- Fe64%, low-alumina iron ore suitable for BF trials
- Move assumes significance ahead of impending lease expiries in CY’30
Tata Steel has brought a trial shipment of iron ore from its Canadian arm, Tata Steel Minerals Canada (TSMC), to India as part of its long-term raw material planning. The shipment includes iron ore lumps Fe 64% with 10-40 mm size range lumps, material typically suitable for blast furnace operations, according to market sources reported to BigMint.
The exercise is not about replacing domestic ore today, but about understanding how imported material behaves in Tata Steel’s system and how it can be blended with captive supply to optimise quality and value-in-use. It reflects early preparations for a future in which domestic sourcing may no longer fully cover internal requirements.
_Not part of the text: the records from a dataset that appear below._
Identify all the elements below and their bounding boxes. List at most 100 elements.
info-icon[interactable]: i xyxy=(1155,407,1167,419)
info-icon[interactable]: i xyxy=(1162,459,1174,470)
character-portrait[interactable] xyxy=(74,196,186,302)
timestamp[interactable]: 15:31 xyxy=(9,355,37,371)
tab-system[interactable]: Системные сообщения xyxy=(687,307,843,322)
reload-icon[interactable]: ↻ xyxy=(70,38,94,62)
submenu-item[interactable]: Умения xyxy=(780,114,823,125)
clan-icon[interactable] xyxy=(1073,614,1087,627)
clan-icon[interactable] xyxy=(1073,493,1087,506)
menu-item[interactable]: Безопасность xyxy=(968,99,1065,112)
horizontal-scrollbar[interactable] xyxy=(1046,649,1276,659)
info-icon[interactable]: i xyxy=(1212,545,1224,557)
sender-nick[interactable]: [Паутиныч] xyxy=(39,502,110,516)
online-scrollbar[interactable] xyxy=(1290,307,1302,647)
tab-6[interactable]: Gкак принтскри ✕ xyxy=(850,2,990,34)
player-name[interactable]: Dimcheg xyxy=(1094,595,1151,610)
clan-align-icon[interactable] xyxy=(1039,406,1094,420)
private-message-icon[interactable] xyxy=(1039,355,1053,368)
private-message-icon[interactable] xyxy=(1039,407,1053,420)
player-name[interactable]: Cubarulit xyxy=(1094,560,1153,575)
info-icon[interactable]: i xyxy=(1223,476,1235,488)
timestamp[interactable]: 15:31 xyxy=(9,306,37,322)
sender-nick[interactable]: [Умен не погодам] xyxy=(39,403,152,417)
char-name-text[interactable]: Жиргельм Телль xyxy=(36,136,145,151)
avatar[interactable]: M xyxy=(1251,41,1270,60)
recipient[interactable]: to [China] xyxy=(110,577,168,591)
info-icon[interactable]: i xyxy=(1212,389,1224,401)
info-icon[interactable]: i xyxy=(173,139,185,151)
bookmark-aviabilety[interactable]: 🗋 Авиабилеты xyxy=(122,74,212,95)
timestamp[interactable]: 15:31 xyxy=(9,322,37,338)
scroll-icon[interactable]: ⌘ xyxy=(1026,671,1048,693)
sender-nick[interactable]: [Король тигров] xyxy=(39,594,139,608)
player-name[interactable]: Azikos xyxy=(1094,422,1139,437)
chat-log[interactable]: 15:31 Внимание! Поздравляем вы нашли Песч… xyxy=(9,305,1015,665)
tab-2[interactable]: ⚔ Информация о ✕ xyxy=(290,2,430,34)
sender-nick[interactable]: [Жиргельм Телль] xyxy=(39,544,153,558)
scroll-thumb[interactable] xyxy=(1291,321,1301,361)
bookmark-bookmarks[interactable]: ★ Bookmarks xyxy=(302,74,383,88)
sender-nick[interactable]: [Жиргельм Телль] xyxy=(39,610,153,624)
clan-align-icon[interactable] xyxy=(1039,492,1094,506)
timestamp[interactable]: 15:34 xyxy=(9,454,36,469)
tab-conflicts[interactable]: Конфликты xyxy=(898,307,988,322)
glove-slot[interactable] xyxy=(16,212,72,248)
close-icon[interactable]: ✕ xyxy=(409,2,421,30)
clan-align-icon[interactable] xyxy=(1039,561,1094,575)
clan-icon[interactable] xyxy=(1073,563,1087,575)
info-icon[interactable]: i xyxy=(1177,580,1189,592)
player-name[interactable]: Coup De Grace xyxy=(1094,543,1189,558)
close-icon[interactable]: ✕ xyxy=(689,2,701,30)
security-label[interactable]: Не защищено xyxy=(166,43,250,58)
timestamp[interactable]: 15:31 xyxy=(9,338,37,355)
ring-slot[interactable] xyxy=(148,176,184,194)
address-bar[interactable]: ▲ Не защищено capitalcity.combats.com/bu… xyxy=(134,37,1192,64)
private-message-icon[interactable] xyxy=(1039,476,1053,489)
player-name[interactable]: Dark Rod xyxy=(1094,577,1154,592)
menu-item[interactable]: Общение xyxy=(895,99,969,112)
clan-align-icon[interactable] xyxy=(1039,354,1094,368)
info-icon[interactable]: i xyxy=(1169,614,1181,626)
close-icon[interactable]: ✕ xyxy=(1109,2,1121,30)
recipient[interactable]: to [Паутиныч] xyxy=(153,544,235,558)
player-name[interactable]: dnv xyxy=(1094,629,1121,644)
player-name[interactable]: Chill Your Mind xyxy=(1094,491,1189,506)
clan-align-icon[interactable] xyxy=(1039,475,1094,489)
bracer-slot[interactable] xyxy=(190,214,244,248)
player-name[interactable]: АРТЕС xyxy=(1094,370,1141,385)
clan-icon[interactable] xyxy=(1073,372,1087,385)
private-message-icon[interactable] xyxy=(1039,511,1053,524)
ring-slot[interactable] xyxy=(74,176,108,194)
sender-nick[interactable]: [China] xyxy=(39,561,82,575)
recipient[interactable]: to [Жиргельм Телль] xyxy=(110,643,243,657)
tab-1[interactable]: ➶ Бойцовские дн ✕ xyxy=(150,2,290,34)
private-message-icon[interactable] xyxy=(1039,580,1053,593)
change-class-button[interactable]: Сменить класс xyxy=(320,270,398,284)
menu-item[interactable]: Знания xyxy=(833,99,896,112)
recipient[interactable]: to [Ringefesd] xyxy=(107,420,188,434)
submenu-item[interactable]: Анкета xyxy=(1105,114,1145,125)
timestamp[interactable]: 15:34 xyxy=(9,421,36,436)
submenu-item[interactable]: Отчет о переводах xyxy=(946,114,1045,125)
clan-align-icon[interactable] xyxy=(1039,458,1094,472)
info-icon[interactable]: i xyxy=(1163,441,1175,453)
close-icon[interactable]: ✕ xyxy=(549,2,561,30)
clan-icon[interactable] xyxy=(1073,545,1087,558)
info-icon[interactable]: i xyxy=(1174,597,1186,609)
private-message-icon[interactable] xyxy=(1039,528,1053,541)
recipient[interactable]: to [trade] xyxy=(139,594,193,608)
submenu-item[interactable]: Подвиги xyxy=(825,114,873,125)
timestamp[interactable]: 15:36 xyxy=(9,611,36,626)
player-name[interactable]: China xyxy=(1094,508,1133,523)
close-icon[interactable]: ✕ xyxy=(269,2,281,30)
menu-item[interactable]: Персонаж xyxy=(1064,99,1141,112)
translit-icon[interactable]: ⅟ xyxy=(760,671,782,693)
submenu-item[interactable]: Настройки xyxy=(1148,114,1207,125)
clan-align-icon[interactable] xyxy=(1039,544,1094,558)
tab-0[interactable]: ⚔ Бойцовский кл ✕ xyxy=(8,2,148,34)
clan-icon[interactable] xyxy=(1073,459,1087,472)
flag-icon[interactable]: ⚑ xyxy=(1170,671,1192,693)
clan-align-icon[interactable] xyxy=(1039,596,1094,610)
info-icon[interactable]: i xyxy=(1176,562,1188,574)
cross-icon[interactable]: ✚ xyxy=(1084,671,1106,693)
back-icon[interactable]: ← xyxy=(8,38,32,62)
Currently, Tata Steel meets 100% of its iron ore requirement in India through six captive mines in Jharkhand and Odisha – Noamundi, Katamati, Joda East, Khandbandh, Vijaya II, and Koidahas. The company’s iron ore production stood at 19 mnt in H1CY’25.
As per mine-level approvals, Joda East has an EC capacity of 19.5 mnt/year, Khandbandh 8 mnt/year, Katamati 13.5 mnt/year and Noamundi 10 mnt/year, forming the bulk of Tata Steel’s captive supply base. However, the leases for Joda East, Khandbandh, Katamati and Noamundi expire in 2030-31, meaning a combined ~51 mnt/year of approved capacity faces renewal risk within the next five years.
In contrast, longer-dated assets such as Ghatkuri (Vijaya II) and Kadalia, with lease validity till 2055 and 2067 respectively, account for only ~4-5 mnt/year, insufficient to offset the scale of expiring capacity. Although Tata Steel has secured new auctioned blocks such as Kalamang West and Gandhalpada, these are yet to commence production.
From a market perspective, the move reflects more than just a one-off cargo. It signals how large integrated steelmakers are beginning to reassess raw-material security as a significant portion of captive capacity approaches expiry, especially when current production of ~22 mnt/year is concentrated in leases nearing their end of term.
From a market standpoint, the move underscores three emerging themes:
- Proactive risk management ahead of captive mine expiries affecting 50+ mnt/year of approved capacity.
- Rising emphasis on ore quality, particularly low-alumina, high-Fe material to sustain blast furnace productivity and operational efficiency.
- Gradual shift toward blended sourcing (domestic plus imports) among large integrated producers to manage volume risk and quality consistency.
Looking ahead, if peers follow similar strategies, India’s iron ore market could shift structurally. Higher reliance on premium seaborne lumps and fines would increase competition for high-grade material, tighten availability in export channels, and potentially support price differentials for quality.
Tata Steel’s trial does not imply near-term disruption, but it clearly signals how procurement strategies may evolve as post-2030 supply risks and cost pressures become more prominent.